Mentionnons que quatre enfants de Charles De Koninck ont assisté au colloque. L’un deux, Rodolphe, géographe, a dialogué avec Marc Chevrier lors de la période de questions. Il est ressorti de leur échange que De Koninck, père, est un penseur que l’on ne peut réduire à une étiquette, comme celle de « néo-thomiste », étiquette que de Koninck refusait d’endosser pour lui-même. J’ai eu moi-même le plaisir de discuter avec Maria De Koninck qui m’a expliqué en quoi son père a contribué à sa propre évolution intellectuelle, professionnelle et même existentielle. Il en ressort le portait d’un penseur profondément humain, qui était à la fois un catholique non dogmatique et un philosophe capable de donner un sens moderne à la pensée classique.

Conclusion

En guise de conclusion, je résumerai quelques éléments qui sont ressortis de la table ronde finale du colloque. Pour Maxime St-Hilaire, la pensée du bien commun permet de dépasser l’alternative entre le positivisme juridique, qui ne fait que confirmer l’ordre établi, et le cynisme des Critical Legal Studies.  Le bien commun permet de soumettre le droit à l’éthique, sans rejeter la rigueur méthodologique du positivisme. Jean-Christophe Bédard-Rubin (Toronto) a soulevé une question à propos de la relation entre le bien commun et le les droits individuels : dans le souci d’éviter le contrôle bureaucratique excessif par le Grand État, comment peut-on poser une limite à ce contrôle qui ne consiste pas en droits individuels, mais sur laquelle les droits individuels peuvent se fonder ? François Daguet a rappelé que le bien commun est la recherche d’une vie collective heureuse. Comment pouvons-nous vivre sans une telle finalité ? Dwight Newman (Saskatchewan) s’est demandé comment il était possible de mieux faire connaître la pensée de De Koninck. Il a notamment suggéré de traduire en anglais certaines œuvres de De Koninck qui sont peu connues dans la sphère anglophone.

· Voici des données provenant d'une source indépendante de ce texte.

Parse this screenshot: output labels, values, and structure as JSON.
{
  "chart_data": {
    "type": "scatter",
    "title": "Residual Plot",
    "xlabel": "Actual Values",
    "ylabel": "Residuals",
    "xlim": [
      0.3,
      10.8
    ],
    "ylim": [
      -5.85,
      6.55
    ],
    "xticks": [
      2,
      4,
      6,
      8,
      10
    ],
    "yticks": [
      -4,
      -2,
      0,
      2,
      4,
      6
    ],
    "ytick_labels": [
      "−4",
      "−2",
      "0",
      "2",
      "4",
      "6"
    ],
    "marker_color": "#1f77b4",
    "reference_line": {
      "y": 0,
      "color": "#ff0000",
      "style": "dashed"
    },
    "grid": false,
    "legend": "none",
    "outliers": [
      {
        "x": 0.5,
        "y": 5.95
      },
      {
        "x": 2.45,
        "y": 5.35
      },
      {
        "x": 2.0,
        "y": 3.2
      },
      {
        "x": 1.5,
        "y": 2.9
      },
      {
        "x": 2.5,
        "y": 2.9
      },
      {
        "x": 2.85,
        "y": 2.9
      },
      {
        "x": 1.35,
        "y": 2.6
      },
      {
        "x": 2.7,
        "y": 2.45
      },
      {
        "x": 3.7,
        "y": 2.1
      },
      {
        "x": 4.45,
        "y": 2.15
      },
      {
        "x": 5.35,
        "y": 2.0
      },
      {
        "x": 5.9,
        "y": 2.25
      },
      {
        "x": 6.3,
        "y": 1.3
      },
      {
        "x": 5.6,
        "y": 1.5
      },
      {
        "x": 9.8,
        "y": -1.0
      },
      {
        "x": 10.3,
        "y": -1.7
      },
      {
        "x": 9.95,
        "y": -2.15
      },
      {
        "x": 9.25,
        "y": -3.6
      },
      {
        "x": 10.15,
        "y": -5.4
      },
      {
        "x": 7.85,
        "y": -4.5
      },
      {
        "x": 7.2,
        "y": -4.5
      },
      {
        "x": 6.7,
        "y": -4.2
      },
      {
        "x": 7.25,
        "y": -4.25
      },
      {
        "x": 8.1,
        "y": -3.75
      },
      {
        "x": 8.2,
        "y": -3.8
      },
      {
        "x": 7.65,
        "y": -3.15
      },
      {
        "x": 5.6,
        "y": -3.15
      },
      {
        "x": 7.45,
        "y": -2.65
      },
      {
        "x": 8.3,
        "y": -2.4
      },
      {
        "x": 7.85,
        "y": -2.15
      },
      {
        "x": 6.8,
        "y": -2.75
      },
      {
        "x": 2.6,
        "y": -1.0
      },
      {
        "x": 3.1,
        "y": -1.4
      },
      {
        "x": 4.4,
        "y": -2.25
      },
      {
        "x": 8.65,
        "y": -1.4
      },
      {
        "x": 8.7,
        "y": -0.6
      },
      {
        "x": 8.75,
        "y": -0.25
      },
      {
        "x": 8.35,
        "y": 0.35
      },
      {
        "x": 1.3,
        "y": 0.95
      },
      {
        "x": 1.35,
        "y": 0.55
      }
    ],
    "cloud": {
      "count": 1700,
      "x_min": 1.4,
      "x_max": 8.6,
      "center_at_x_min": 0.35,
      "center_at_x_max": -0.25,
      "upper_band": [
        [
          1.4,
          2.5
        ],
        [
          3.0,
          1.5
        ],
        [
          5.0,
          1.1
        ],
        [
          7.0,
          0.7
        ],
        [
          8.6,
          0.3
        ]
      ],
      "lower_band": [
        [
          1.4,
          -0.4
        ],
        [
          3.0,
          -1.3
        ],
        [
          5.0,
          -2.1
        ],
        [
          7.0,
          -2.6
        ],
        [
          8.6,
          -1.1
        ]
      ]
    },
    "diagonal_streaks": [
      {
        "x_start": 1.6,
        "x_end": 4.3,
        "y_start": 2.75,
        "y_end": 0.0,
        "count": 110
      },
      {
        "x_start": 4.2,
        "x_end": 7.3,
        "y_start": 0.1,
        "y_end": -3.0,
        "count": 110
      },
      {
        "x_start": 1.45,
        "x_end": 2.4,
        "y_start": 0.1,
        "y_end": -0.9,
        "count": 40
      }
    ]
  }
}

Je termine sur une belle réflexion de Marc Chevrier, qui a posé cette question toute simple : « qui était Charles De Koninck ? » Il s’agit en effet de ne pas s’arrêter aux idées préconçues et à l’image qui est restée d’un personnage historique. Pour Marc Chevrier, De Koninck est entre autres choses quelqu’un qui a vu des choses commencer, mais pas se poursuivre. La Commission Tremblay est souvent présentée comme ayant contribué à préparer la Révolution tranquille. On sait aussi que De Koninck est décédé prématurément en 1965 tandis qu’il participait comme consultant au Concile Vatican II. Puisque De Koninck s’est penché sur Aristote, le premier penseur de l’histoire occidentale à avoir pensé la notion de constitution, retourner à De Koninck est aujourd’hui une façon d’envisager la suite des choses à partir de leur origine.